At the time of its burning,
the 561-foot-long, single stack liner was chartered by SUR-Seereisen in Germany, given its final name, and was in the process
of a complete renovation. The company had plans to use the Reina Del Mar for a series of Mediterranean cruises during the
summer of 1881.
Before the work was completed
a fire broke out that gutted the superstructure containing the passenger cabins. The fire caused extensive damage but did
not destroy the ship. But as the damaged liner was being towed from Ambelakia, the tow line parted and the ship floated off
until it went aground on Salamina Island, off the coast of Greece.
Salvagers refloated the
vessel and towed it into Kynosoura, in Parama Bay where it was moored next to another fire-gutted vessel, the Rosa Savag.
On June 1, a second mysterious fire broke out on the Reina del Mar. The ship was scuttled in an attempt to contain the fire.

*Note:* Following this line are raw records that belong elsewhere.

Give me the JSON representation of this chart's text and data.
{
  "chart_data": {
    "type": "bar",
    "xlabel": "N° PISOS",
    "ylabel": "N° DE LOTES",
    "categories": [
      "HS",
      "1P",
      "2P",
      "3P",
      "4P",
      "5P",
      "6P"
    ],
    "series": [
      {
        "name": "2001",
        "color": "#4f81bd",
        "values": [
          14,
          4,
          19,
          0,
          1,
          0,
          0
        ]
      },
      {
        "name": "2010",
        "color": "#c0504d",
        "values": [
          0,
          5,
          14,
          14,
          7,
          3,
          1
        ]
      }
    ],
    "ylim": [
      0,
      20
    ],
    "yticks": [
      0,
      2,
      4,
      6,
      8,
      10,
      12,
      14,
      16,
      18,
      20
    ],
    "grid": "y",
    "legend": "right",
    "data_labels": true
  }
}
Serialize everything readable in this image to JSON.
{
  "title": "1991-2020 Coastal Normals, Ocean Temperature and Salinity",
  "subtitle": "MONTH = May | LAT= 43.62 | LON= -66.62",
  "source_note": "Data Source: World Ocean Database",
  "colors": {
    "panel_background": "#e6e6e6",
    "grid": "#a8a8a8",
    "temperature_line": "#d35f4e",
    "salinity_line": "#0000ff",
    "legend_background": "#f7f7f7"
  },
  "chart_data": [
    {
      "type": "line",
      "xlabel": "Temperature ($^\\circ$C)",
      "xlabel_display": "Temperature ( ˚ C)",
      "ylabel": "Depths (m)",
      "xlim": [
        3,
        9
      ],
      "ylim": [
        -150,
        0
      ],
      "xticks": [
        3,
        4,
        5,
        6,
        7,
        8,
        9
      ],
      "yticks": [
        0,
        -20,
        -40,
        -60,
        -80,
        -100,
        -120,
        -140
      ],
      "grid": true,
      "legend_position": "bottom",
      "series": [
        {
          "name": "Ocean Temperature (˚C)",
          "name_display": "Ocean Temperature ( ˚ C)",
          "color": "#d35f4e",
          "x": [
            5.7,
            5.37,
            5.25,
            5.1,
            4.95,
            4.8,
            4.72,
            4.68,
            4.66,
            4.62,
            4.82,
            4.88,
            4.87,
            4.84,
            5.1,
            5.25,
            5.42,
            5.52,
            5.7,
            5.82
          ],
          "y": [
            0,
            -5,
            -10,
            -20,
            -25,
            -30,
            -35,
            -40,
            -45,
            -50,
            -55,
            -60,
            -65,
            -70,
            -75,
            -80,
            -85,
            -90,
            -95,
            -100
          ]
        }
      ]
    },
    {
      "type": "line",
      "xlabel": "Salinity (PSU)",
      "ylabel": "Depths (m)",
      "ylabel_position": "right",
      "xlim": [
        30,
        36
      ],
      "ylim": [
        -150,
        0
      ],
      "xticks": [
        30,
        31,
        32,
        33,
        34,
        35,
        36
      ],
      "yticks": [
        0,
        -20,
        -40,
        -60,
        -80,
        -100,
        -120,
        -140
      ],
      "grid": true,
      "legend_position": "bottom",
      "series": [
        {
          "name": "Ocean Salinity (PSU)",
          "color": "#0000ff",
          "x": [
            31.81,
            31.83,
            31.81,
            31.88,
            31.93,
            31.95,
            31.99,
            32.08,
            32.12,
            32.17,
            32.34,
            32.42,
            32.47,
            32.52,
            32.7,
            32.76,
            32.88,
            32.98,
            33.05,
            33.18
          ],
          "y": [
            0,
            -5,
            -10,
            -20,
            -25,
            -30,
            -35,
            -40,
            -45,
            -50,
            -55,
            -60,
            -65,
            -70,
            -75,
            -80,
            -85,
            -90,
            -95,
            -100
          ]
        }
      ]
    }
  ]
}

The burning wreck turned on its side and was declared a total loss.
The vessel was launched
in 1950 as the Ocean Monarch for Furness Withy of England and operated under that name for 15 years. It was then sold to a
Bulgarian company and operated for the next three years under the name Varna.
The liner spent much
of the 1970s in lay-up while ownership apparently passed from various shipping companies. In 1977 the vessel’s name
was changed to Riviera. It took its final name in 1980.
The Reina del Mar was
a modest sized vessel. She carried a crew of 250 and had facilities for up to 414 first class passengers.